I've been interacting here with some ideas about the church lately. They've generated some interesting thoughts, provoked questions and responses, and just generally been worth tossing around.

If you know me very well, you know that I am a pastor's kid, and that a church that my dad pastored went through a very messy split approximately twelve years ago. There were a lot of ugly politics involved, a lot of blame assigned that was either wrong or unnecessary, and a lot of hurt. I struggle still with issues of hurt, trust, and forgiveness that stem from that time. I was o­nly ten, and my parents did a fairly good job of protecting us from the worst of the mess, but I was still deeply affected. And yet, the "church" as the corporate body of Christ o­n earth is something I believe in so strongly.

All of this as lead in to these... I may have mentioned before that I get a daily email with a bit of writing from the late Henri Nouwen. His writings are always inspiring, and the last few days he has focused o­n the hurts that can be caused by the church, and the way in which we should respond to those hurts. I am challenged by his words, working to apply them to my life. He writes:

The Authority of Compassion
The Church often wounds us deeply. People with religious authority often wound us by their words, attitudes, and demands. Precisely because our religion brings us in touch with the questions of life and death, our religious sensibilities can get hurt most easily. Ministers and priests seldom fully realize how a critical remark, a gesture of rejection, or an act of impatience can be remembered for life by those to whom it is directed.

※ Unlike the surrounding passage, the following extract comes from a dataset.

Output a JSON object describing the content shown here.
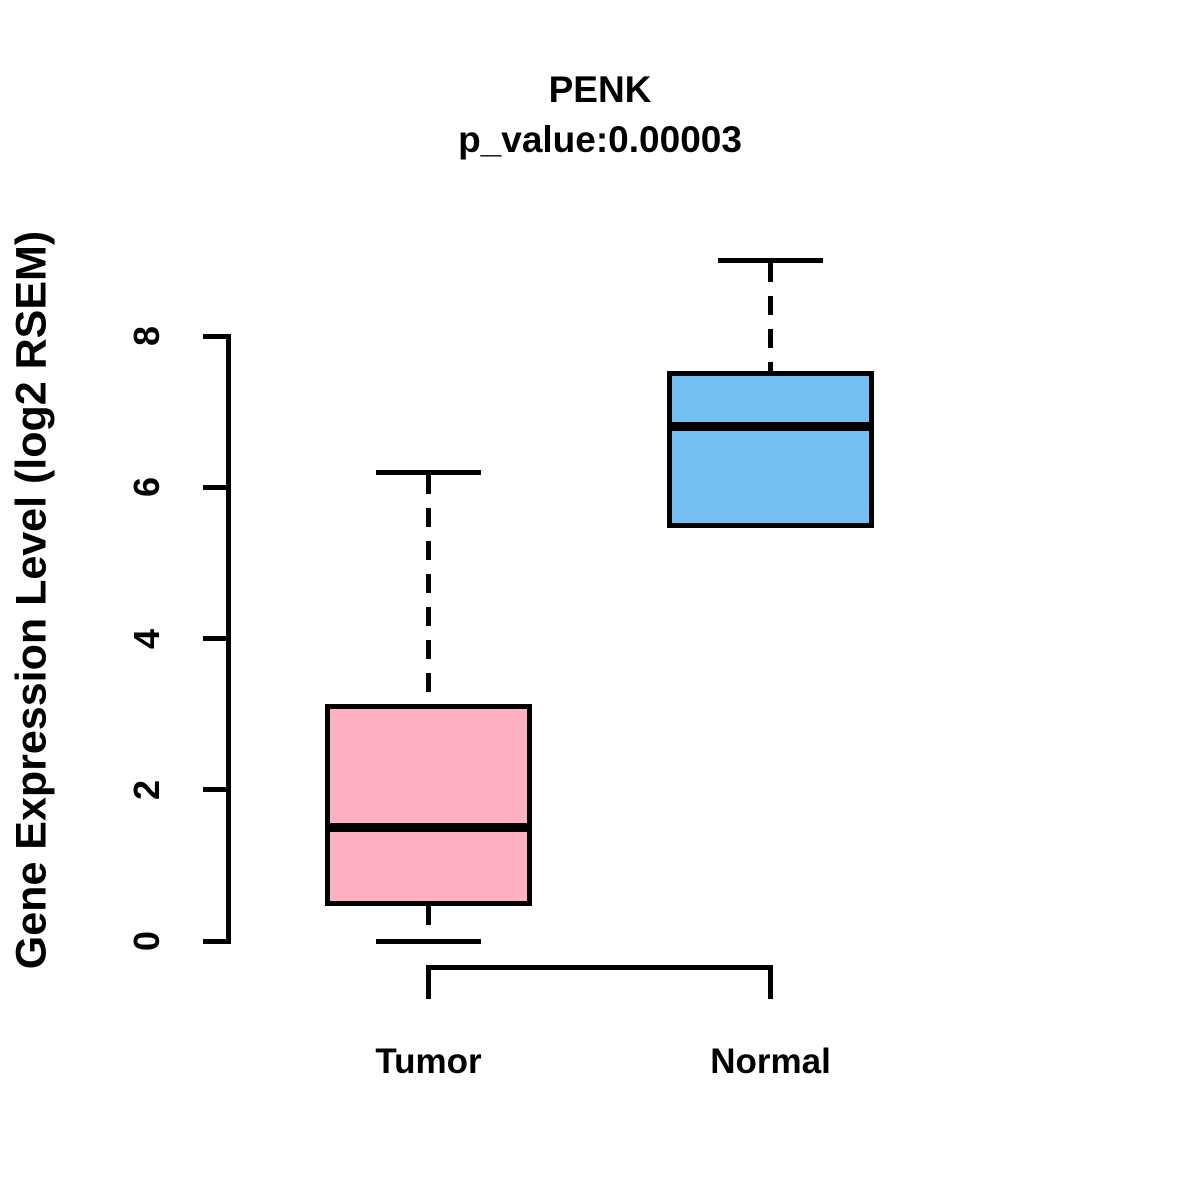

There is such an enormous hunger for meaning in life, for comfort and consolation, for forgiveness and reconciliation, for restoration and healing, that anyone who has any authority in the Church should constantly be reminded that the best word to characterize religious authority is compassion. Let's keep looking at Jesus whose authority was expressed in compassion.

and

Forgiving the Church
When we have been wounded by the Church, our temptation is to reject it. But when we reject the Church it becomes very hard for us to keep in touch with the living Christ. When we say, "I love Jesus, but I hate the Church," we end up losing not o­nly the Church but Jesus too. The challenge is to forgive the Church. This challenge is especially great because the Church seldom asks us for forgiveness, at least not officially. But the Church as an often fallible human organization needs our forgiveness, while the Church as the living Christ among us continues to offer us forgiveness.

It is important to think about the Church not as "over there" but as a community of struggling, weak people of whom we are part and in whom we meet our Lord and Redeemer.